Простак взглянул на визитку. Она ничего ему не сказала.
— Совершенно незнакомый тип. Кто-кто, а я немало поболтался по миру, но и не слыхивал про Дж. Бромли Липпинкотта.
— Адвокат, — прибавил Оскар, заглядывая ему через плечо. — Да, эта вот часть, про адвоката, мне совсем не нравится.
— Он сказал, что ему надо?
— Ни словечка. Нем, как могила.
— Наверное, пришел сделать предложение.
— Только не адвокат, — покачал головой Оскар. — Они предложений не делают. Может, вы чего-то натворили до театрального бизнеса? — с надеждой спросил он.

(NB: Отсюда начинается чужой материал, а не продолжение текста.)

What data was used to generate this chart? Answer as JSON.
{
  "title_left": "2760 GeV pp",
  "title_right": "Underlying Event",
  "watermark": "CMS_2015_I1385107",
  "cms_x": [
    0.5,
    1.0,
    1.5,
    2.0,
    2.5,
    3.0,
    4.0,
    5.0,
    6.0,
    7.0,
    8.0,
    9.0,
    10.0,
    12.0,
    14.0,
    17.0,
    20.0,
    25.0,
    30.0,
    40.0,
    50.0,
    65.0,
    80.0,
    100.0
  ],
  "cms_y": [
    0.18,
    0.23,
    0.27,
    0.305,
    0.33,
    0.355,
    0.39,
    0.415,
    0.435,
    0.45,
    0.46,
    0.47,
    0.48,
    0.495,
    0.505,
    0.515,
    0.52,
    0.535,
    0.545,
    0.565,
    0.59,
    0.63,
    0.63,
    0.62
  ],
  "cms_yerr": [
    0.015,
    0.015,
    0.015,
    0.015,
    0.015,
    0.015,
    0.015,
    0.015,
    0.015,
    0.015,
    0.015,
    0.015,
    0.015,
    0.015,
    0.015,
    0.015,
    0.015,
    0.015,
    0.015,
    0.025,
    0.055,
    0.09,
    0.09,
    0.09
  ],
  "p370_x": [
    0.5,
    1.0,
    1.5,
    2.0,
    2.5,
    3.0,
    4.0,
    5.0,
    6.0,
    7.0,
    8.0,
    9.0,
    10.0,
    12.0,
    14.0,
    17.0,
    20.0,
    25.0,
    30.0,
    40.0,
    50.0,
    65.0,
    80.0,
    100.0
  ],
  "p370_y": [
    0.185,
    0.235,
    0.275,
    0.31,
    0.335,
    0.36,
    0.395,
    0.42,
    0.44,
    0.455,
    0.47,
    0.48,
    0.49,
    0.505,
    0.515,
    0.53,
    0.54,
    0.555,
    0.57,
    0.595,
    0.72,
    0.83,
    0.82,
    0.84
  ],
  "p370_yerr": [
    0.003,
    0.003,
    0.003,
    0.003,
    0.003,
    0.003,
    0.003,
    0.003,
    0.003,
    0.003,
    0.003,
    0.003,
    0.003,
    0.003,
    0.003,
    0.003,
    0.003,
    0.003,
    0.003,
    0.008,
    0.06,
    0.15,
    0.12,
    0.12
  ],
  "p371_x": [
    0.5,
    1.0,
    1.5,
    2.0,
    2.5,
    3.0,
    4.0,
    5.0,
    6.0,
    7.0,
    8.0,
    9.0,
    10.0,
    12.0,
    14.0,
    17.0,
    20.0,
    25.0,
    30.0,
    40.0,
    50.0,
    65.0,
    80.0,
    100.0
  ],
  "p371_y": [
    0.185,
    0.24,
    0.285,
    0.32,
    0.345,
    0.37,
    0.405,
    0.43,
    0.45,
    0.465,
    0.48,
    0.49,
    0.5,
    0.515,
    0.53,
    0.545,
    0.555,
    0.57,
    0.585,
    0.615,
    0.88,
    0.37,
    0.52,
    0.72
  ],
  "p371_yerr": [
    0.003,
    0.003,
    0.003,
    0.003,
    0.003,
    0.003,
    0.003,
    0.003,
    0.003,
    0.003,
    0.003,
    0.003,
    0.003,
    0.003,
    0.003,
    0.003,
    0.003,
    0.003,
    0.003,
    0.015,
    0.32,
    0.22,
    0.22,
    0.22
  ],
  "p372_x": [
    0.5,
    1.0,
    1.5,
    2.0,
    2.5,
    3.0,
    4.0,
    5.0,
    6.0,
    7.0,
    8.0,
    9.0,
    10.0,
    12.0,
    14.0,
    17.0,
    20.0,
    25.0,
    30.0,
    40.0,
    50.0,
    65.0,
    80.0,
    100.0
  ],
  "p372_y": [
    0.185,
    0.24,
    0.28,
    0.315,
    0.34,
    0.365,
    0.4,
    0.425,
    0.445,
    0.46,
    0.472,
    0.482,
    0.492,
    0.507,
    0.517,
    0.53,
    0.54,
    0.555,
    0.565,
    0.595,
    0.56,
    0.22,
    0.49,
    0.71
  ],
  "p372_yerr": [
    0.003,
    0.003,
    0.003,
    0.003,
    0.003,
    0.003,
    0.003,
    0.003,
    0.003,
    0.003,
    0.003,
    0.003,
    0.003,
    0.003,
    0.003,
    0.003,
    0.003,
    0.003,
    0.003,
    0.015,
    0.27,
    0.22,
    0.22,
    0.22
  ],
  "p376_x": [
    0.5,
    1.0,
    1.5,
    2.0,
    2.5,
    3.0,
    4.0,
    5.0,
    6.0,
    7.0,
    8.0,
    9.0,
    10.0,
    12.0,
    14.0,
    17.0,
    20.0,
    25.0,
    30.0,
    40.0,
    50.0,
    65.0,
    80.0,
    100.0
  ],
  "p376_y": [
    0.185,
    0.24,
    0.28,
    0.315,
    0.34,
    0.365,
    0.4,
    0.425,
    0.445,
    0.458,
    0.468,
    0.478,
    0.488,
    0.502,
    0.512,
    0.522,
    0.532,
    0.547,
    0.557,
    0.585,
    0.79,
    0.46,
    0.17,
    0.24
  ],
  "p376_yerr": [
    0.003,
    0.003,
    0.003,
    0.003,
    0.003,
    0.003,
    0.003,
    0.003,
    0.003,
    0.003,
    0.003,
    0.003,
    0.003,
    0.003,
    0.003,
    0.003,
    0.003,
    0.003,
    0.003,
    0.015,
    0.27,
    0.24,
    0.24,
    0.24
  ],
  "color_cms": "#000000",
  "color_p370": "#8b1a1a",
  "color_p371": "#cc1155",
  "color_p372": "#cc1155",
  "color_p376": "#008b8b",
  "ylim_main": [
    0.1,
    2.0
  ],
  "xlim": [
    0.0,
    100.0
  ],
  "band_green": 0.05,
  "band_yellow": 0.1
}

Простак превратился в энергичного администратора.
— Дам ему пять минут, послушаю, с чем явился. Зови его сюда, владычица моего сердца.
— Да, мой король.
Фричи уже трепетал, как осиновый лист.
— Знаете что? Пари держу, мы купили шоу не в том театре.
Прежде чем Простак успел прокомментировать это неприятное предположение, вернулась Динти, ведя посетителя. Как только Простак увидел его, то тут же и понял, что посетитель необычный. Из тех, кто открывает в жизни новую эру.
20
Дж. Бромли Липпинкотт был высок, темноволос и похож на мертвеца. На вид ему было лет шестьдесят, но, вполне вероятно, он и в десять лет выглядел точно так же. Как часто бывает с адвокатами, казалось, что, насмотревшись на темные стороны жизни, он с ходу подозревает всех в самых гнусных преступлениях. «Устрашающий» — вот самая подходящая характеристика для Дж. Бромли, а «зловещий» — для пухлого портфеля, который он нес, точно щит. Труп в нем спрятать размеры не позволяли, разве что карлика, но темные секреты половины жителей Нью-Йорка вполне поместились бы, и у нервного наблюдателя тут же перед глазами всплывали документы, доказывающие что он, нервный наблюдатель, официально лишен всяких прав на владение имуществом или что-то в этом роде. Такой это был портфель.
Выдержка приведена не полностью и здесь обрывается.